ZH: It includes all aspects of human resources including leadership, talent management, employee experience and something we call thriving in the new world of work – which is about new ways of working in the changing financial services industry. What does that mean to culture, agility and innovation? How do you infuse that and create a culture of always learning? It’s about building a purpose-driven organization and how that can provide both direction and a “north star,” inspiring people to align with our purpose.

What do you love about your job?
ZH: Enabling our employees to unlock their potential and succeed is one of the things that really matters to me. The fact that there is always change, and big change, means having a keen awareness of what’s happening externally and bringing it into our company and taking action. At a personal level, I am learning every day, including from our millennial employees across the bank. There is always challenge and stimulation from applying that learning.

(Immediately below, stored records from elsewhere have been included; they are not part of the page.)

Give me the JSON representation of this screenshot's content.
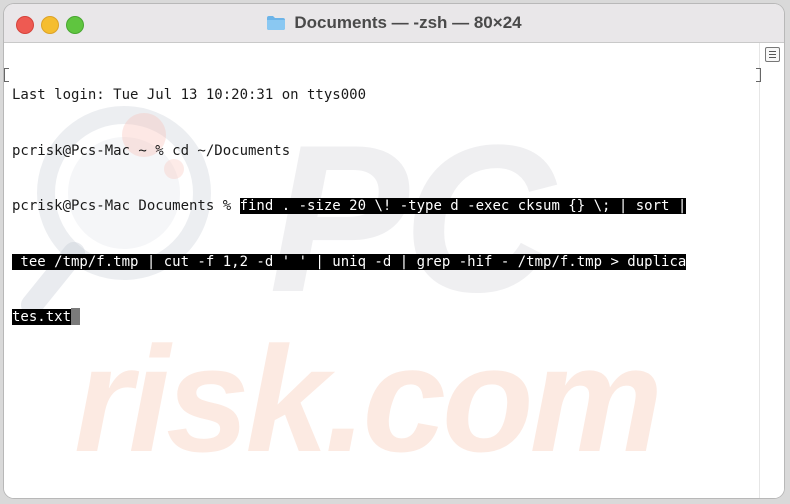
{
  "window": {
    "title": "Documents — -zsh — 80×24",
    "folder_icon": "folder-icon",
    "colors": {
      "close": "#ee5a52",
      "minimize": "#f5bd2f",
      "zoom": "#5fc53f",
      "selection": "#000000"
    }
  },
  "terminal": {
    "line1": "Last login: Tue Jul 13 10:20:31 on ttys000",
    "line2": "pcrisk@Pcs-Mac ~ % cd ~/Documents",
    "line3_prompt": "pcrisk@Pcs-Mac Documents % ",
    "line3_cmd": "find . -size 20 \\! -type d -exec cksum {} \\; | sort |",
    "line4": " tee /tmp/f.tmp | cut -f 1,2 -d ' ' | uniq -d | grep -hif - /tmp/f.tmp > duplica",
    "line5": "tes.txt"
  },
  "watermark": {
    "pc": "PC",
    "risk": "risk.com"
  }
}
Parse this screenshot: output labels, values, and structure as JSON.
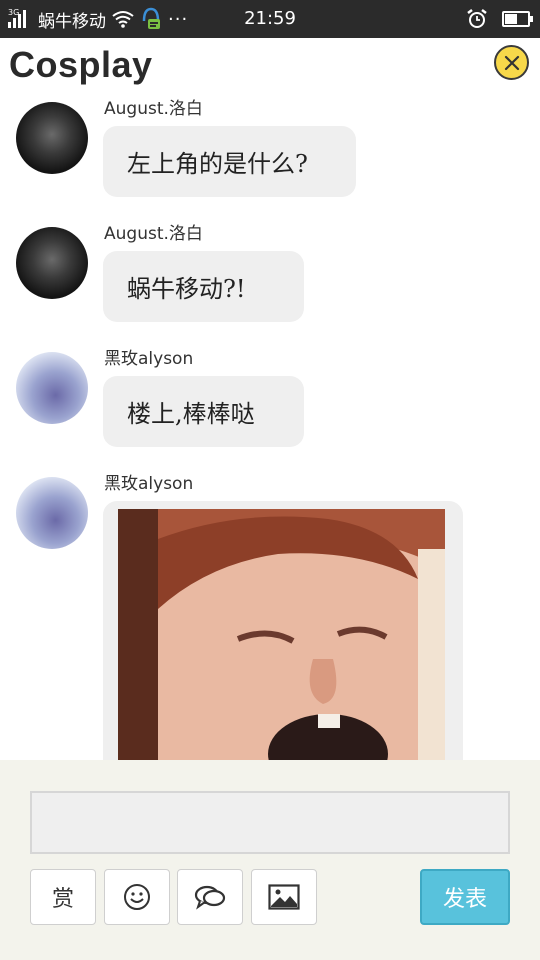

What are the challenges you experience in your job?
ZH: When there is such rapid change in a dynamic environment, you have to deliver for today and build for the future at the same time. It can be difficult to ensure you make that time for future planning. You have to strike that balance.

What’s key to leading HR during a difficult time for a client organization?
ZH: During difficult times you need to step up engagement and communication, and increase transparency. It’s really important to have those conversations where you’re clear on the challenges and give people a chance to engage, ask questions and have a voice in making the change. At the same time, you have to create confidence in people that we have a strategy and a path forward. Focus positively on the future.

What skills are important for success in HR?
ZH: I will focus on the future-oriented skills. We’ve talked about employee experience and the new world of work. For HR, it’s about putting employees at the centre of the practices and the programs we’re designing – how do you simplify, make it compelling, embed advice? Next, we talk a lot about being a strategic business partner, but even more important today is to spend the time with and in the business, on an ongoing basis. And spend time with our client-facing employees so we can understand and design with them in mind. People analytics are important, to understand how to use data to solve problems. Also, what are the trends we’re seeing out there around talent practices and how can we bring them into our organization, to shape the future?

What tips do you have for new grads or those in entry-level HR jobs who want to move up the ladder?
ZH: Get some business education: financial management, technology, marketing, operations. Get that business grounding. Then, early in your career, look for opportunities to work in a business role. I think that builds your business acumen and allows you to provide advice and develop solutions, and it builds a different sort of relationship and trust with your business partners. And, even within HR, do different jobs. Move around horizontally and build a breadth of experiences. Over time, that will pay off. Finally, push yourself outside your comfort zone. Look to get involved in new opportunities; it helps you to build confidence and resiliency.

The HR field has been evolving. What changes excite you the most?
ZH: The fusion of different parts of the organization – it’s not a solid line between HR and the business. You’re really working dynamically as partners, co-creating and moving faster to try things in a new partnership model with joint ownership and accountability.

What’s the future of HR?
ZH: It is about being very integrated with the other parts of the organization. Talent and culture aren’t things you do off to the side. They’re part of day-to-day business, so HR will need to be comfortable working that way. Also, it will be about bringing the voice of the employee into our work, real-time and dynamically.